As the Commissioners for the FCCPC are yet to be appointed, and in order to make provision during the transition period, the FCCPC and SEC issued the 'Joint Advisory and Guidance on Mergers, Acquisitions and Other Business Combinations' ("Guidance") on 3rd May, 2019. The Guidance provides that during the transition period, commencing from 3rd May, 2019, all notifications or filings should be filed at the FCCPC or the Interim Joint Merger Review Desk of the FCCPC/SEC. FCCPC and SEC will jointly review the notifications and the FCCPC will convey the decision. This process will also apply to notifications previously received by the SEC that are yet to be decided. The Guidance will remain in force until otherwise discontinued by further advisory or guidance.


There are also sector-specific laws applicable to target companies operating in certain industries.

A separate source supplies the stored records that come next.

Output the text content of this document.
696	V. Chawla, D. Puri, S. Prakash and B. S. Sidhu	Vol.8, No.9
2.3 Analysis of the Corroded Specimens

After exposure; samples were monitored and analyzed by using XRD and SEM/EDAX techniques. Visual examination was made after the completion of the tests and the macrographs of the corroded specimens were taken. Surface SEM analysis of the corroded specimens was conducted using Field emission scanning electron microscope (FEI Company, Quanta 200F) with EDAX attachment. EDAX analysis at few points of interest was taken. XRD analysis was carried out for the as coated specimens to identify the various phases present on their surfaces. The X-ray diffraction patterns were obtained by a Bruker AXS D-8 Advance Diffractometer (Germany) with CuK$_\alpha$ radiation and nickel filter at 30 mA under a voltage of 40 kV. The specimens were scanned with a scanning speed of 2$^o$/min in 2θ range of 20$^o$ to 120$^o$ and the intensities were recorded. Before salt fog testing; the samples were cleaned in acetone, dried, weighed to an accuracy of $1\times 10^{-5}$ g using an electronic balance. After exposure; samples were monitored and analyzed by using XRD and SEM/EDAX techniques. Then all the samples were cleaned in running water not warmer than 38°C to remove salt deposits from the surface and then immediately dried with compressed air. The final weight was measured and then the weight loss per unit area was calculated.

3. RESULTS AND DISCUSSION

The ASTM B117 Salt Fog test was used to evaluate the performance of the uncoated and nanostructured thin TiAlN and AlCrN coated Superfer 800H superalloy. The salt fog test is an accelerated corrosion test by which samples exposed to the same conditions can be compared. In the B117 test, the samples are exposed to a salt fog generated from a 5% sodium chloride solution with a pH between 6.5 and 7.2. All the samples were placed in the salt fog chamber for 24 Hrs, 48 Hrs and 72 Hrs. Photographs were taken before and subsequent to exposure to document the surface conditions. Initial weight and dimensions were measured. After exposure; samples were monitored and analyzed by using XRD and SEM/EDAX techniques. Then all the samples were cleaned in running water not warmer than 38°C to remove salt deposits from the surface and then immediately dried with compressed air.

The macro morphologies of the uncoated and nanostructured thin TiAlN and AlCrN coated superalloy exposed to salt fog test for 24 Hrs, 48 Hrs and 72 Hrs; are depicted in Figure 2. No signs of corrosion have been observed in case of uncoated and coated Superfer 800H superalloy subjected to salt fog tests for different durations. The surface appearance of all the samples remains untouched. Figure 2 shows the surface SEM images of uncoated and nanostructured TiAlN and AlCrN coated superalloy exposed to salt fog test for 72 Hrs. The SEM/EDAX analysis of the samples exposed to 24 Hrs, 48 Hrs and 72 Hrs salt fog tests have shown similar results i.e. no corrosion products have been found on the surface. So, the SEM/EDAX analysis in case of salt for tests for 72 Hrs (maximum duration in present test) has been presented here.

Some of them include the following:

  • The Banks and Other Financial Institutions Act 1991 (as amended), The Central Bank of Nigeria Act 1991 (as amended) and the CBN Procedures Manual for Applications for Bank Mergers/Take-overs, 2004 (as updated) for mergers and acquisitions activity in the banking and financial services sector.
  • The Nigerian Communications Act 2003 regulates the telecommunications, media and technology sector.
  • The Electric Power Sector Reform Act 2005 regulates the power sector.
  • The Insurance Act 2003 regulates the insurance sector.
  • The Petroleum Act, Chapter P10, Laws of the Federation of Nigeria, 2004 and Nigerian Oil and Gas Industry Content Development Act regulates the oil and gas sector.

These laws require that the prior approval of the sector regulator be obtained where there is a merger/acquisition of a specified percentage in a company operating in the sector

In this respect, it is important to note that the approval of the FCCPC, in addition to the relevant sector regulator, would need to be obtained prior to implementation of the proposed merger or acquisition. Moreover, the FCCPC's decisions on competition and consumer protection matters take precedence over the relevant sector regulator and it is empowered to hear and determine appeals or requests to review the exercise of power of any sector regulator.

The content of this article is intended to provide a general guide to the subject matter. Specialist advice should be sought about your specific circumstances.